Lipophilicity is one of the major parameters that determine the cellular uptake of cytotoxic drugs [92], and is also linked with drug pharmacokinetic profile and potency [93]. There must be a balance between lipophilicity and hydrophobicity to be an ideal chemotherapeutic agent [92,94]. Chitosan improved the delivery of hydrophobic and hydrophilic conventional chemotherapeutic drugs (Figure 4) [94].

7.1. Delivery of Hydrophilic Anticancer Drugs

Doxorubicin (DOX) is a water-soluble chemotherapeutic drug used in the treatment of different cancers such as lung, thyroid, breast, and hematological malignancies [95,96]. Yousefpour et al. [97] conjugated DOX with chitosan via succinic anhydride spacer, and then self-assembled to form chitosan-DOX nanoparticles. Chitosan-DOX nanoparticles were then decorated with trastuzumab which targets the Herceptin receptor. Trastuzumab-loaded chitosan-DOX (Tra-chitosan-DOX) nanoparticles showed higher cytotoxic activity towards SKOV3 ovarian cancer cells (Her2 positive) compared to free DOX. Fluorescence microscopy study confirmed that Tra-chitosan-DOX selectively was taken up by SKOV3 compared to control MCF-7 cells (Her2 negative). It should be noted that the conjugation of chitosan with DOX reduced the cytotoxic activity of DOX against SKOV3 cells [97]. In another strategy, DOX loaded onto the surface of chitosan mesoporous magnetic nanoparticles (DOX-CMN) displayed a controlled and sustained release effect of the drug. Application of alternating current magnetic field increased the release of DOX from DOX-CMN and thereby augmented the cytotoxic activity of DOX towards MCF-7 cells [98]. Similarly, encapsulation of DOX into pluronic F127 polymer-chitosan micelle enhanced anticancer activity of DOX compared to free DOX [94].

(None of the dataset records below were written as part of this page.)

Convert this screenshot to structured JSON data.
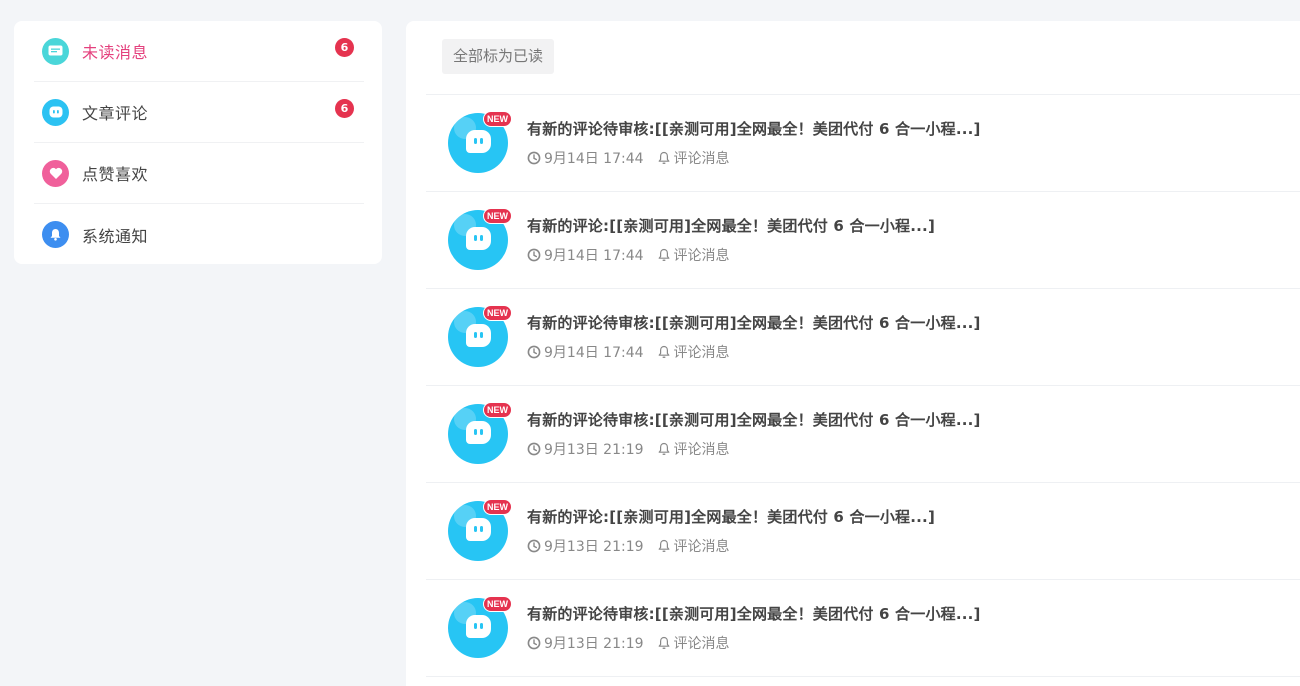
{
  "sidebar": {
    "items": [
      {
        "label": "未读消息",
        "badge": "6",
        "icon": "unread-message-icon",
        "color": "#4ad6d9",
        "active": true
      },
      {
        "label": "文章评论",
        "badge": "6",
        "icon": "comment-icon",
        "color": "#2cc2f2",
        "active": false
      },
      {
        "label": "点赞喜欢",
        "badge": "",
        "icon": "heart-icon",
        "color": "#f0609b",
        "active": false
      },
      {
        "label": "系统通知",
        "badge": "",
        "icon": "bell-icon",
        "color": "#3d8ef0",
        "active": false
      }
    ]
  },
  "toolbar": {
    "mark_all_label": "全部标为已读"
  },
  "messages": [
    {
      "title": "有新的评论待审核:[[亲测可用]全网最全！美团代付 6 合一小程...]",
      "time": "9月14日 17:44",
      "category": "评论消息",
      "tag": "NEW"
    },
    {
      "title": "有新的评论:[[亲测可用]全网最全！美团代付 6 合一小程...]",
      "time": "9月14日 17:44",
      "category": "评论消息",
      "tag": "NEW"
    },
    {
      "title": "有新的评论待审核:[[亲测可用]全网最全！美团代付 6 合一小程...]",
      "time": "9月14日 17:44",
      "category": "评论消息",
      "tag": "NEW"
    },
    {
      "title": "有新的评论待审核:[[亲测可用]全网最全！美团代付 6 合一小程...]",
      "time": "9月13日 21:19",
      "category": "评论消息",
      "tag": "NEW"
    },
    {
      "title": "有新的评论:[[亲测可用]全网最全！美团代付 6 合一小程...]",
      "time": "9月13日 21:19",
      "category": "评论消息",
      "tag": "NEW"
    },
    {
      "title": "有新的评论待审核:[[亲测可用]全网最全！美团代付 6 合一小程...]",
      "time": "9月13日 21:19",
      "category": "评论消息",
      "tag": "NEW"
    }
  ],
  "colors": {
    "accent": "#e4407d",
    "badge": "#e5334f",
    "avatar": "#27c5f4"
  }
}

7.2. Delivery of Hydrophobic Anticancer Drugs

Paclitaxel (PTX) is a broad-spectrum hydrophobic anticancer drug that is used in the treatment of liver, lung, breast, ovarian, and other cancers [99,100]. However, PTX is poorly soluble in water (less than 0.1 μg/mL), which profoundly affects its bioavailability [100]. To increase the solubility, PTX is traditionally formulated with Cremophor EL, a conventional taxol carrier [99]. However, some complications associated with Cremophor EL demand the development of alternative carrier systems such as liposomes, emulsions, microspheres, and polymeric nanoparticles. Water-soluble chitosan derivatives, i.e., glycol chitosan, are considered as a novel carrier of PTX owing to their solubility and in vivo biocompatibility [99]. Kim et al. [99] developed hydrophobically modified glycol chitosan (HGC) nanoparticles as a PTX carrier to make the sustained release of PTX. PTX was loaded on HGC (PTX-HGC) nanoparticles via the dialysis method. Due to the sustained delivery, PTX-HGC nanoparticles showed less cytotoxicity than Cremophor EL formulated PTX. Treatment of MCF-7 cells using PTX-HGC nanoparticles (10 μg/mL) enhanced 60% cell viability compared to Cremophor EL formulated PTX at the same concentration. In vivo study in the C57BL/6 mice model showed that PTX-HGC nanoparticles had similar anticancer activity compared to Cremophor EL-based PTX at 20 mg/kg dose. At higher concentration, PTX (50 mg/kg) in HGC nanoformulation completely regressed tumors in four mice (n = 6) [99]. In another study, chitosan and glyceryl monooleate (CS-GMN) nanoparticles were prepared through multiple emulsion (o/w/o) solvent evaporation methods). PTX was then loaded into CS-GMN nanoparticles to accelerate the therapeutic effects of PTX. CS-GMN-PTX displayed sustained release effect and enhanced PTX (4-times) in MDA-MB-231 than PTX alone. Furthermore, the IC50 value of the nano-PTX formulation was also reduced by 1000 folds than the conventional PTX solution. Moreover, nano-PTX minimized the PTX associated side effects; therefore, this drug delivery system could enhance the chemotherapeutic effects of PTX [101].
Cisplatin (CIS) is an anticancer drug used in the treatment of ovarian, head, neck, bladder, lung, and testicular cancer [102]. CIS is poorly soluble in water and exhibits several side effects, such as chronic neurotoxicity, acute nephrotoxicity, nausea, and vomiting [102,103]. Kim et al. [103] loaded CIS on HGC nanoparticles (CIS-HGC) through the dialysis method to facilitate sustained release of CIS. Due to the slow and sustained drug delivery, CIS-HGC (10 μg/mL) showed ~10% less cytotoxicity in SCC7 squamous carcinoma cells and A549 cells compared to free CIS following 72 h treatment. Moreover, in vivo studies on SCC7 tumor-bearing male C3H/HeN mice (changes in tumor volume and body weight, survival rates, and, immunohistological findings) also confirmed that CIS-HGC possessed higher antitumor activity and lower cytotoxicity compared to free CIS [103]. On the other hand, CIS conjugated with chitosan encapsulated solid-lipid nanoparticles (CIS-CSN) exhibited higher cytotoxic potential against HeLa with an IC50 value of 0.6125 μg/mL compared to free CIS (IC50 1.602 μg/mL). While the cell viability remained > 95% after CSN treatment indicating the biocompatibility of CSN towards the HeLa cell, the possible reason behind the higher cytotoxic activity of CIS-CSN could be higher internalization of CIS-CSN into the HeLa cells or sustained release of CIS. Moreover, CIS-CSN also induced ~28% more apoptosis in HeLa cells compared to CIS following 24 h incubation [104].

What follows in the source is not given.